I understand your difficulty here!
I’ve created my own solution and naming system based on practicality and the physical fingerings I play with rather than (what you have in the diagrams) what I consider a more abastract/theoretical approach to the notes on the fretboard.
I have three forms:
The Bird form (starts with middle finger on the root of the ionian/major scale)
The Jaco form (starts with the index finger on the root of the ionian/major scale)
The Pinky Form (*most challenging for everyone) - (starts with pinky on the root of the ionian/major scale)
Here’s my TAB layout:
(Ignore the bottom form - The Musician’s Institute Form - for now. It serves a different function of moving horizontally on the neck rather than vertically as all these other diagrams do.)
4 forms for the major scale.pdf (63.6 KB)
Each form contains all the other forms and becomes all the other forms.

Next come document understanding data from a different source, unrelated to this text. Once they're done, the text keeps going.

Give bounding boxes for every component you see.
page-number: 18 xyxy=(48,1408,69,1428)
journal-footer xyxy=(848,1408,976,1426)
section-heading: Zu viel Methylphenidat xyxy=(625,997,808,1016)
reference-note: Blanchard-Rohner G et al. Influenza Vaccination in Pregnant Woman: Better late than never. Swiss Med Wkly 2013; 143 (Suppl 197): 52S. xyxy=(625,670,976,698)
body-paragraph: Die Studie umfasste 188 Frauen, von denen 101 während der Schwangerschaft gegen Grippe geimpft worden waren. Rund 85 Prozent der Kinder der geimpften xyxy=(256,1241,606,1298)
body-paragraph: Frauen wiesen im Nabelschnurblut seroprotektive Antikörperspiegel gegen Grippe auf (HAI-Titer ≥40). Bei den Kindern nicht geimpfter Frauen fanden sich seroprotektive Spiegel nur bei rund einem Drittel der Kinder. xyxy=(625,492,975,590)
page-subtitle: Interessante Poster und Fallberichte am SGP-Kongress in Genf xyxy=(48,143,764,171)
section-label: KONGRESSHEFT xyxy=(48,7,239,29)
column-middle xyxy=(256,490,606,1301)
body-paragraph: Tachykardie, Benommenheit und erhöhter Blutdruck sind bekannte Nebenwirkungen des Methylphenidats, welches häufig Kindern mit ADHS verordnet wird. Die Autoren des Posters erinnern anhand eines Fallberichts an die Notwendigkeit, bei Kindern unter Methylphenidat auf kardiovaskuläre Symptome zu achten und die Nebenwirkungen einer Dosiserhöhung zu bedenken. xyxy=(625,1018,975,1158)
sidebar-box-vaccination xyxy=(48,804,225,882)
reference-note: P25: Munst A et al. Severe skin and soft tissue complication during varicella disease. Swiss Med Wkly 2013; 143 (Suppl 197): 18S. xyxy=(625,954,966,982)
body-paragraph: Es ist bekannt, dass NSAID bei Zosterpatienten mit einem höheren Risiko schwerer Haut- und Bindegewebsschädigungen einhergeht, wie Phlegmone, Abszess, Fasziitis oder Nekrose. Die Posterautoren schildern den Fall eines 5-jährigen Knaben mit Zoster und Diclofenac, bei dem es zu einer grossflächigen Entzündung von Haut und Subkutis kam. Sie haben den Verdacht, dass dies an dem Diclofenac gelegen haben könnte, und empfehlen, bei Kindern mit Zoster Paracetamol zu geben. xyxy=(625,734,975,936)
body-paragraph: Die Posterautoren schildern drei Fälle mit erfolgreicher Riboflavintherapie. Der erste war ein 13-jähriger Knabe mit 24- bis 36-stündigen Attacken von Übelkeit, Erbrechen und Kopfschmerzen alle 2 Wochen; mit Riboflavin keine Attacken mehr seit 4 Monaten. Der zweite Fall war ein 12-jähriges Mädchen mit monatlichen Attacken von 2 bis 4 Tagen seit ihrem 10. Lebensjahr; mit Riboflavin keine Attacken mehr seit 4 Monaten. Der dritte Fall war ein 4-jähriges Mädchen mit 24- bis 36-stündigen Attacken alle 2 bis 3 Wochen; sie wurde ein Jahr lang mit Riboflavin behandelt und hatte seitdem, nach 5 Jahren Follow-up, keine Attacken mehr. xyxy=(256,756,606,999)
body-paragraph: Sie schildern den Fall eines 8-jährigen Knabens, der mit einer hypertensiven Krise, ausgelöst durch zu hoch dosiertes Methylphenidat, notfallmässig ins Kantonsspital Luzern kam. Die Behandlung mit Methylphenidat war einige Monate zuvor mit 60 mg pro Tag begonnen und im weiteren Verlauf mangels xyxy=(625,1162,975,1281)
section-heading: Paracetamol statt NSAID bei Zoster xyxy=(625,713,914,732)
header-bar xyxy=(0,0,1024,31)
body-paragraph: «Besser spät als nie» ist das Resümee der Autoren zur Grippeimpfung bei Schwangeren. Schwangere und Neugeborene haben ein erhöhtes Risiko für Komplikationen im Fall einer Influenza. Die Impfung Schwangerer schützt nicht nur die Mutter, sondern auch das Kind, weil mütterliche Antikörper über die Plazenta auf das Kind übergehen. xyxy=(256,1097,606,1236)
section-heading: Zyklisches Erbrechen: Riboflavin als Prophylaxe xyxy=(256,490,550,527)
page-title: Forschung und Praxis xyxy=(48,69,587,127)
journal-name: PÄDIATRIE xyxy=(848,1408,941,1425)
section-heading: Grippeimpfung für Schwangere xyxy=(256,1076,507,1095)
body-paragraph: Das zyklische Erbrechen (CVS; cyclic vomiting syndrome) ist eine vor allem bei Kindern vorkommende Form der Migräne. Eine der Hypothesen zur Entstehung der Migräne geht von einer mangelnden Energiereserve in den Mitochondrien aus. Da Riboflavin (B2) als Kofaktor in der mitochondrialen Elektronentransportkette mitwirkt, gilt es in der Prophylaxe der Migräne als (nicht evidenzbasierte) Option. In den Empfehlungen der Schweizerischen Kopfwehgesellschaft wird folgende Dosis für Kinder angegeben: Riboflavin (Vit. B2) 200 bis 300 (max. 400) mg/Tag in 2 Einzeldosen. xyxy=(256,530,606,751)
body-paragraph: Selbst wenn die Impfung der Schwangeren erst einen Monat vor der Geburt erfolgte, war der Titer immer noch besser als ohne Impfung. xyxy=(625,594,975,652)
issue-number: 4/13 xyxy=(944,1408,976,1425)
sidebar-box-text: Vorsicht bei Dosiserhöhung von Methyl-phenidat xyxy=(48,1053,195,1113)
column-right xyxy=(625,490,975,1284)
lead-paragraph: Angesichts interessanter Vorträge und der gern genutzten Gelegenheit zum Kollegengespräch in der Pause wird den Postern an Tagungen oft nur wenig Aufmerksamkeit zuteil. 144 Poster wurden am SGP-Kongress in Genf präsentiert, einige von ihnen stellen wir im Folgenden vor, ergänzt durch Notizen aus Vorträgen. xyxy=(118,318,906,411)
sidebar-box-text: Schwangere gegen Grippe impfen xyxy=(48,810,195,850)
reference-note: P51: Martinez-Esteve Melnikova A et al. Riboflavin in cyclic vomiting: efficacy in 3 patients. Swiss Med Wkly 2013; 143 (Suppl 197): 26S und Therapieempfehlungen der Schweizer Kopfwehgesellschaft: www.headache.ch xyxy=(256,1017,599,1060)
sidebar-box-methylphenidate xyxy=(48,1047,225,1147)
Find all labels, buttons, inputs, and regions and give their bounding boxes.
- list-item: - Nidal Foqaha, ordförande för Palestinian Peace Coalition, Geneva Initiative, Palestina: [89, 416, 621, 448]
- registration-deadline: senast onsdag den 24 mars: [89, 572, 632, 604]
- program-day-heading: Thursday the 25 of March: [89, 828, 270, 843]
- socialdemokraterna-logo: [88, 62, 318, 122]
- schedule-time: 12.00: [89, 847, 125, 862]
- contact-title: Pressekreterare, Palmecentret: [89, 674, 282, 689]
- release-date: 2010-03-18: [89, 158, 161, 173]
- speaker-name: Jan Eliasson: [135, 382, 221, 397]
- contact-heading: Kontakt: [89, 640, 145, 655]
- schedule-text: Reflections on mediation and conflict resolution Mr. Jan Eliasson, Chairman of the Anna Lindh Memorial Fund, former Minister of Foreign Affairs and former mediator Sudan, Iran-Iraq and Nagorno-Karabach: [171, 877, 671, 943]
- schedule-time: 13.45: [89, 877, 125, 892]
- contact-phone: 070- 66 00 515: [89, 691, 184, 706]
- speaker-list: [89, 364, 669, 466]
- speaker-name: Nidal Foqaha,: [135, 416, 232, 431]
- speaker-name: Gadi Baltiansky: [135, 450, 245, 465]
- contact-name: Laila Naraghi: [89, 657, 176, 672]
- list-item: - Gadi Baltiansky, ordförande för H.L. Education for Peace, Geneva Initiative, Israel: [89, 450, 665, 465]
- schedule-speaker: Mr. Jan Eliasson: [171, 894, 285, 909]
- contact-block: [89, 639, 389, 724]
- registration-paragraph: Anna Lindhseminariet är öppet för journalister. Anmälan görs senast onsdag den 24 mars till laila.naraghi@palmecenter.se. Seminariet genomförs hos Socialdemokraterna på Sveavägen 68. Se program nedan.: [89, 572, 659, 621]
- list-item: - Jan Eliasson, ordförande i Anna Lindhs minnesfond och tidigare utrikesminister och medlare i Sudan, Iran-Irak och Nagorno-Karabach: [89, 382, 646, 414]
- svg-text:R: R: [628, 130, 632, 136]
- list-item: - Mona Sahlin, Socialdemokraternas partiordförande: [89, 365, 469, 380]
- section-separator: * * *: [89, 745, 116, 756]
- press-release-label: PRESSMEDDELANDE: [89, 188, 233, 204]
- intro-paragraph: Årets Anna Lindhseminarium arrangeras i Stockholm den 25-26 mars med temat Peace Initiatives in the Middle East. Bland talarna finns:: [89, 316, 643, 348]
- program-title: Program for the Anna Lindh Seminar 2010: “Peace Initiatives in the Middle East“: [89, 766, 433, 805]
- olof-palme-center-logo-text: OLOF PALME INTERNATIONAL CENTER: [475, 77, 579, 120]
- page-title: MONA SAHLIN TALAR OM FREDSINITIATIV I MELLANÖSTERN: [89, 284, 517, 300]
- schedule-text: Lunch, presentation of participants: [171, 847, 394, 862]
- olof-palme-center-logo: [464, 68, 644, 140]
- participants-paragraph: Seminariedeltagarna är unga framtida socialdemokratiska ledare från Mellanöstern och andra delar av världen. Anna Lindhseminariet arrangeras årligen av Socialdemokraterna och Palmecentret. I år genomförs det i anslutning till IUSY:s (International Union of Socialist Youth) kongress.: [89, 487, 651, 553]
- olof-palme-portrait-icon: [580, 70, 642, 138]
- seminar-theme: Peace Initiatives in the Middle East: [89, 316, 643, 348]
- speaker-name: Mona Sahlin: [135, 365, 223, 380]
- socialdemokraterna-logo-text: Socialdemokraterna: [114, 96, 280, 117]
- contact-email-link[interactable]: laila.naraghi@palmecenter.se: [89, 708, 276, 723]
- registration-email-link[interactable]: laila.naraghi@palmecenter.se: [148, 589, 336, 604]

And this will - hopefully - become evident in the practice.
Practice phase 1:
Practice these 3 forms as written as independent forms so that they are easy to play, deeply memorized and comfortable.
Pay careful attention to what finger begins AND WHAT FINGER ENDS each scale form.
Practice phase 2: Begin to extend scales across all 4 strings.
The Bird form doesn’t use the E string at all in this exercise.
How do you extend it down to the E string?
The form that descends from the Bird form is… Descending Jaco Form.
The Jaco Form ends on a 2nd finger on the root. The Bird form begins with 2nd finger on the root.
So - you’ve already practiced the fingering to play a descending scale starting with your middle finger. To do it, you have to visualize and play a descending Jaco form starting with your middle finger on the 3rd fret of the A string.
Another example - You play the Pinky form.
You end with first finger on the 5th fret of the G string.
If you index finger is on the root, you are in the Jaco form. You can now extend the form up 2 more notes.
So now you practice all 4 forms making sure you see where the forms connect to one another, and making sure you can play across all 4 strings in all forms.
Practice Phase 3:
Each scale form is a whole step shift from the next.
Starting with Bird, you can shift up a whole step and move into Jaco form.
From the Jaco form you can shift up a whole step and be into the Pinky Form.
From Pinky form you can shift up a whole step into Bird form again, this time with your low root on the E string.
This is about 4-6 months of dedicated scale focus and practice time condensed into one short post… sorry for the brevity.
But I’ve always had a really hard time and frustration with the encyclopedic “this is where all the notes are for your scale forever in all places” type of diagrams.
They are not how I think or play.
If the above is helpful to you, hooray!